The Intelligence of Dogs

Stanley Coren, Author Free Press $22.95 (271p) ISBN 978-0-02-906683-6
This carefully reasoned, historically minded volume examines human thinking about dogs as much as it speculates about the cognitive abilities of dogs themselves. Coren, a psychologist, dog trainer and lifelong dog devote, makes no bones about his respect for canine intelligence, and he shores up his discussion with examples, with thoughtfully analyzed surveys of veterinarians, dog obedience judges and other experts, and with research findings from ethologists and animal behaviorists.
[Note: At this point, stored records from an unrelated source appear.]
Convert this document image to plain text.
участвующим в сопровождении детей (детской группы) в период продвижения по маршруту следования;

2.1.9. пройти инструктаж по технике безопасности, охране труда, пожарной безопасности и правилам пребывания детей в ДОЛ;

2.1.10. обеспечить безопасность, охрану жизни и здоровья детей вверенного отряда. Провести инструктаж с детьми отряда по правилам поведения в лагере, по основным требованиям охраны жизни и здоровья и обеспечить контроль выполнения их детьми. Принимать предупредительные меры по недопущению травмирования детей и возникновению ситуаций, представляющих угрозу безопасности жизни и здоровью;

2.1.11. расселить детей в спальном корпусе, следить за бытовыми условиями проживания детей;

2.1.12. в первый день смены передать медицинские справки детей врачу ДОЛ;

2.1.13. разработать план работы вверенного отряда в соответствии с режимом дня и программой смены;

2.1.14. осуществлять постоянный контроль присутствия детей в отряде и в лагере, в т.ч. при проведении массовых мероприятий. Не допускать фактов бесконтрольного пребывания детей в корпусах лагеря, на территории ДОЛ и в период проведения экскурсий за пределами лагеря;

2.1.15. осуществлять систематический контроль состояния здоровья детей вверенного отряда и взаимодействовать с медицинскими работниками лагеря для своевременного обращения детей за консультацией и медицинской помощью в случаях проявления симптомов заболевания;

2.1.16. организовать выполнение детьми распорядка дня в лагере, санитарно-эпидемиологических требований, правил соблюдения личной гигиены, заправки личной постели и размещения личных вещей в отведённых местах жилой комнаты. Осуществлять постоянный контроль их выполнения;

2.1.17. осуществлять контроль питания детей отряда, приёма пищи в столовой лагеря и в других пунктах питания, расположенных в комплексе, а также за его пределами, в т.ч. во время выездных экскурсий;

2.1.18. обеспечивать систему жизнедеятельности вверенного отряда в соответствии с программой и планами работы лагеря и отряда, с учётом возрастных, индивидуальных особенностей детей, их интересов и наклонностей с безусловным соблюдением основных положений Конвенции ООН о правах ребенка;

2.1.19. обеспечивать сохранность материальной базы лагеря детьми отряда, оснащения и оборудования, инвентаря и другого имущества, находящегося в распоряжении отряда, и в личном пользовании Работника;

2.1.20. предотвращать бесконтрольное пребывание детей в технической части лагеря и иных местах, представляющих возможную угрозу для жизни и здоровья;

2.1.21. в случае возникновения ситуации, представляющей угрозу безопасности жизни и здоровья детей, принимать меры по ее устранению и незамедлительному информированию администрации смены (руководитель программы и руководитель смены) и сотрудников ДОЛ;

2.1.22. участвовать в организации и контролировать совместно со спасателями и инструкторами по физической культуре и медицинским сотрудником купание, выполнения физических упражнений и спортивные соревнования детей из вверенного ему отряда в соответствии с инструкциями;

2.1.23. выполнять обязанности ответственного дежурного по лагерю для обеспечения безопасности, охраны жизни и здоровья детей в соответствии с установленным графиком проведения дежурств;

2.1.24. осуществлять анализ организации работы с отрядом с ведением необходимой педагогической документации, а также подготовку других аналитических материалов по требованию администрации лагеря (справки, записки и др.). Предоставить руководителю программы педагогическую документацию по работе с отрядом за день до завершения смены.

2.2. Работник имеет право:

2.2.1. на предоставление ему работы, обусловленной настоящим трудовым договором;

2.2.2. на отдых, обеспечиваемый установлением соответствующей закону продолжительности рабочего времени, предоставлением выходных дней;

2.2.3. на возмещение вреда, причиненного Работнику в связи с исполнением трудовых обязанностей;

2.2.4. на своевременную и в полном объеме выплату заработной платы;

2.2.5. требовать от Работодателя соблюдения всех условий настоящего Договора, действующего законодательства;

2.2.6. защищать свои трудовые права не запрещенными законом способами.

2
He identifies various aspects of canine intelligence, noting, for example, that a dog with a pronounced aptitude for problem-solving (e.g., a poodle or Doberman pinscher) cannot perform mundane tasks like herding or hunting nearly as well as supposedly less intelligent dogs (sheepdogs or terriers) that have been bred for these skills. He then assesses different breeds with regard to their intellectual strengths and weaknesses, taking pains to demonstrate that sensitive, consistent handling can enormously enhance the skills of a ``not-so-smart dog'' and that inept handling can be ruinous to a canine Einstein. Tests allow readers to calculate the IQs of their own dogs; determined owners can implement sensible suggestions designed to strengthen their pet's brainpower. (Apr.)